Finished Economic Consequences of the Peace
The Economic Consequences of the Peace always feels like it’s going to get dragged down by statistics, but it rarely does. Indeed it’s one of the best presentations of a heavily numerical argument in plain English that I’ve seen.
Keynes wants to convince us, beyond a shadow of a doubt, that Germany will never be able to pay the reparations demanded of it. Accordingly, the middle 70% of the book is a detailed accounting of Germany’s exports, imports, and internal health. Among many other findings, Keynes shows that Germany couldn’t possibly pay the reparations without giving up most every creature comfort — down to coffee and tobacco. And as for its exports, allowing Germany to wither economically would drag down the rest of Europe with it.
Keynes dispenses with that middle 70% as clearly and briskly as he can, as support for the moral argument. The moral argument, in part, reads like so (footnote pp. 250-251, 1920 edition):
The following is by a writer in the Vossische Zeitung, June 5, 1919, who accompanied the Hoover Mission to the Erzgebirge: “I visited large country districts where 90 per cent of all the children were ricketty and where children of three years are only beginning to walk … Accompany me to a school in the Erzgebirge. You think it is a kindergarten for the little ones. No, these are children of seven and eight years.
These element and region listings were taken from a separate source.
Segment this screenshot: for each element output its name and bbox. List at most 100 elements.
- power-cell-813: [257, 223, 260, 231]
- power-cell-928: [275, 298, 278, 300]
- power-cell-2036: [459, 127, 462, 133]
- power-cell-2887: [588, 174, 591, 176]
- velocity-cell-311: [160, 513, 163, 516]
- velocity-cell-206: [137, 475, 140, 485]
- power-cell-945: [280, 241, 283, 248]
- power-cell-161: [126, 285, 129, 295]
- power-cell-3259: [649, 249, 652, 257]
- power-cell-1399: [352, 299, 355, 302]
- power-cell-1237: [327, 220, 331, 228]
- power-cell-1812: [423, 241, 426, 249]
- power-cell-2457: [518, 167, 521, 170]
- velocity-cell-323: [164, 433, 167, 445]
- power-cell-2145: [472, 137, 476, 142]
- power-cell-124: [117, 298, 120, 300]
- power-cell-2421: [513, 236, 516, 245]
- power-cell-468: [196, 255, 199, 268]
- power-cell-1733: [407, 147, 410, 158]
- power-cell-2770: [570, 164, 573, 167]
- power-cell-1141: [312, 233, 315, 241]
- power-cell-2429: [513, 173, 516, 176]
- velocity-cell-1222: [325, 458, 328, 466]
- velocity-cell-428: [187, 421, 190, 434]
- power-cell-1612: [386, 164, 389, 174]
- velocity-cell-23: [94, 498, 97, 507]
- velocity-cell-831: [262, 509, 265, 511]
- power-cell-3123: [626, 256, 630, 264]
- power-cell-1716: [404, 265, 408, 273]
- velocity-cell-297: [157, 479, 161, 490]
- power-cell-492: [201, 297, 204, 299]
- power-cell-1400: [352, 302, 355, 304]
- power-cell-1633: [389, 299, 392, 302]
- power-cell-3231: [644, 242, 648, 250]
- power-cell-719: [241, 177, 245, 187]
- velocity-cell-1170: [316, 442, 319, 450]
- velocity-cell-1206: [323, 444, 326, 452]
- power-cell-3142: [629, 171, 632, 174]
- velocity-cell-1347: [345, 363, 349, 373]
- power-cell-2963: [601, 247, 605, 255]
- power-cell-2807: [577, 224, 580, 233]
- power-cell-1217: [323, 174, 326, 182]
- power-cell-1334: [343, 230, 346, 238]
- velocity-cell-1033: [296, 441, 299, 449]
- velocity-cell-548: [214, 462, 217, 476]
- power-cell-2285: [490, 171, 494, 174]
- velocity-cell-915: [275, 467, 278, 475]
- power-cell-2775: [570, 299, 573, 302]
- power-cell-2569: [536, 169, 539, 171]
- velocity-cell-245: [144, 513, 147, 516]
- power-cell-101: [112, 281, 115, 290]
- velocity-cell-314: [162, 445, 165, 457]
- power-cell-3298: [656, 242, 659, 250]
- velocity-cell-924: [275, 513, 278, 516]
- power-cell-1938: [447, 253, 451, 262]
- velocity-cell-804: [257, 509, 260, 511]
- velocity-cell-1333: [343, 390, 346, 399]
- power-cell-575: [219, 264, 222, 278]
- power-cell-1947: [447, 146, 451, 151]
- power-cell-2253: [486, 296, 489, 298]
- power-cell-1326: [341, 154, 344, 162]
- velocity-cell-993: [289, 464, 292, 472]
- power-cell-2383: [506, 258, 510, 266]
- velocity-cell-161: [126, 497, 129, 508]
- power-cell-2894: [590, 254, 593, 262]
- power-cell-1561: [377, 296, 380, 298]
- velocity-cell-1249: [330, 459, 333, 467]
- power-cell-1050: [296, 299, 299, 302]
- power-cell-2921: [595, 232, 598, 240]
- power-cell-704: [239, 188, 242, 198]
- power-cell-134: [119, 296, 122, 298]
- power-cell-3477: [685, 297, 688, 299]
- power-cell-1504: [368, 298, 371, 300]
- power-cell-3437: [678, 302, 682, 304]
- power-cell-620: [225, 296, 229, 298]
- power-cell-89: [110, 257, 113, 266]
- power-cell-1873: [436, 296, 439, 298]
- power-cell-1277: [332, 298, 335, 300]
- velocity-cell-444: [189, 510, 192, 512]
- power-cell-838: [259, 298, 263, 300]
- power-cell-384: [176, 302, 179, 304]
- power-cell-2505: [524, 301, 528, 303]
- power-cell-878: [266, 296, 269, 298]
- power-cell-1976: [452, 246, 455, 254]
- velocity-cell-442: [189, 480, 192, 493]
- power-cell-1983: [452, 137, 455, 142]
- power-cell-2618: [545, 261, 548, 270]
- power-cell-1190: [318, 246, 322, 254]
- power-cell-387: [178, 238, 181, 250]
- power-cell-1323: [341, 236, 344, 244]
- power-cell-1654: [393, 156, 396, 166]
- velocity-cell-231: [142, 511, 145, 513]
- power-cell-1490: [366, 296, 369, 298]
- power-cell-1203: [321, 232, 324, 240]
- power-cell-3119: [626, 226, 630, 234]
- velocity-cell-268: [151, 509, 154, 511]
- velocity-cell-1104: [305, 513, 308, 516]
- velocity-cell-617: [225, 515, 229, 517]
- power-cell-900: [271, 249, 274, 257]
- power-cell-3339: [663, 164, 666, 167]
Tiny faces, with large dull eyes, overshadowed by huge puffed, ricketty foreheads, their small arms just skin and bone, and above the crooked legs with their dislocated joints the swollen, pointed stomachs of the hunger œdema. … ‘You see this child here,’ the physician in charge explained; it consumed an incredible amount of bread, and yet did not get any stronger. I found out that it hid all the bread it received underneath its straw mattress. The fear of hunger was so deeply rooted in the child that it collected stores instead of eating the food: a misguided animal instinct made the dread of hunger worse than the actual pangs.’” Yet there are many persons apparently in whose opinion justice requires that such beings should pay tribute until they are forty or fifty years of age in relief of the British taxpayer.
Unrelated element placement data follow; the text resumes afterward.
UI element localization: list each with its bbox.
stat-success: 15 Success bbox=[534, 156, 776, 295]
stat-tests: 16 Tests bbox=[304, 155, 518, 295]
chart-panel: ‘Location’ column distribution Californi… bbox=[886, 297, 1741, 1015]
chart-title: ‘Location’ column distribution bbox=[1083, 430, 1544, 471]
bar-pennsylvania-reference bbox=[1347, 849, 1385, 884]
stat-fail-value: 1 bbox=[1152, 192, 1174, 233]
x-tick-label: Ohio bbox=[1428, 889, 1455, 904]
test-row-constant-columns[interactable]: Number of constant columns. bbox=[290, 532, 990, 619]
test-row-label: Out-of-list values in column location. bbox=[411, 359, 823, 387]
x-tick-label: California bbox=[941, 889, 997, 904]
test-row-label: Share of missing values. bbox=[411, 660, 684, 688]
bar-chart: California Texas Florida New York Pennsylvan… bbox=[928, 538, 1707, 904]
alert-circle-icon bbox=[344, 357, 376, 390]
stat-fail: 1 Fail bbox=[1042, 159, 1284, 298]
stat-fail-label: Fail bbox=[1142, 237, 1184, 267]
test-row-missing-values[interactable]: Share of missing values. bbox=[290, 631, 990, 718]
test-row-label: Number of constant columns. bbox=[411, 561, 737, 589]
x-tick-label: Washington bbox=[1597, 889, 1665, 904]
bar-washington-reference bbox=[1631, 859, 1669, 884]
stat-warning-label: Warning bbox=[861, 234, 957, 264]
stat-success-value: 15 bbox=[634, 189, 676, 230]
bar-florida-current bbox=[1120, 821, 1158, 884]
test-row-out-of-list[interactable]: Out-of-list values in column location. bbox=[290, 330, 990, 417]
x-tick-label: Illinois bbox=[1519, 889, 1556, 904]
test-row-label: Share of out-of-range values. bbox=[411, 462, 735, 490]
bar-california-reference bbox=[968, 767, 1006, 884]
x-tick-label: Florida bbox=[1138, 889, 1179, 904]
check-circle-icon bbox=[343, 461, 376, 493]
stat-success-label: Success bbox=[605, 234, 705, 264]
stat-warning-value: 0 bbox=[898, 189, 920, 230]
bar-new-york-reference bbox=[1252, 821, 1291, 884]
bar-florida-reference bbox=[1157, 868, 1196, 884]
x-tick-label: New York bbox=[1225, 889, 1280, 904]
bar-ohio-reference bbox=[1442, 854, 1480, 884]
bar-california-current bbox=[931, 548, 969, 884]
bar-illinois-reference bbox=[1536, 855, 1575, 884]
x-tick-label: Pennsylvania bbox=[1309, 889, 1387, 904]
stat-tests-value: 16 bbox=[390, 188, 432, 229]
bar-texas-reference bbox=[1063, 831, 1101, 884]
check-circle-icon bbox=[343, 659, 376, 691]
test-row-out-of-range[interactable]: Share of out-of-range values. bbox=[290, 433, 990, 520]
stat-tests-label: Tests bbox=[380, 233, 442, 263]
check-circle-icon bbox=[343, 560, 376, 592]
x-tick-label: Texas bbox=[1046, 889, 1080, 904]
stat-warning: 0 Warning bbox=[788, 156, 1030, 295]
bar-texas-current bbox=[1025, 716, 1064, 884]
In large part, Germany cannot pull itself out of this hell until its people have some confidence in the future — until, in effect, they stop hoarding their bread under the mattress and start eating it instead. Keynes explores this from a particular angle than I’d never thought of before:
In the second place, it is a hazardous enterprise for a merchant or a manufacturer to purchase with a foreign credit material for which, when he has imported it or manufactured it, he will receive mark currency of a quite uncertain and possibly unrealizable value. This latter obstacle to the revival of trade is one which easily escapes notice and deserves a little attention. It is impossible at the present time to say what the mark will be worth in terms of foreign currency three or six months or a year hence, and the exchange market can quote no reliable figure. It may be the case, therefore, that a German merchant, careful of his future credit and reputation, who is actually offered a short period credit in terms of sterling or dollars, may be reluctant and doubful whether to accept it. He will owe sterling or dollars, but he will sell his product for marks, and his power, when the time comes, to turn these marks into the currency in which he has to repay his debt is entirely problematic. Business loses its genuine character and becomes no better than a speculation in the exchanges, the fluctuations in which entirely obliterate the normal profits of commerce.
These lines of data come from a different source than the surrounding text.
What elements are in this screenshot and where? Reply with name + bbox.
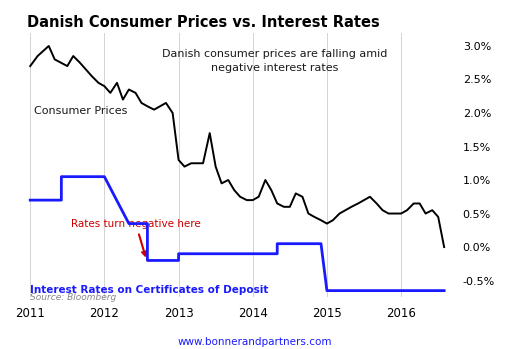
Text: Danish Consumer Prices vs. Interest Rates: Danish Consumer Prices vs. Interest Rate… bbox=[26, 15, 379, 30]
Text: Source: Bloomberg: Source: Bloomberg bbox=[30, 292, 116, 302]
Text: Consumer Prices: Consumer Prices bbox=[34, 106, 127, 116]
Text: Rates turn negative here: Rates turn negative here bbox=[71, 219, 201, 255]
Text: Interest Rates on Certificates of Deposit: Interest Rates on Certificates of Deposi… bbox=[30, 284, 268, 295]
Text: www.bonnerandpartners.com: www.bonnerandpartners.com bbox=[178, 337, 331, 347]
Text: Danish consumer prices are falling amid
negative interest rates: Danish consumer prices are falling amid … bbox=[162, 49, 387, 73]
In short: the expectation of unstable currency makes the currency unusable now. The question then becomes: how do we reshape expectations? All of Europe needed Germany’s steel and its coal; but how were they to get it when Germans quite honorably refused to trade marks for pounds or francs? And, in turn, how could they expect to get any currency stability when reparations forced Germany to hand over nearly all of its gold and silver?
This book is an excellent blend of the moral and the statistical, the practical and the hopeful. And it also happens to be a terrific ground-level view of the world immediately after 1919.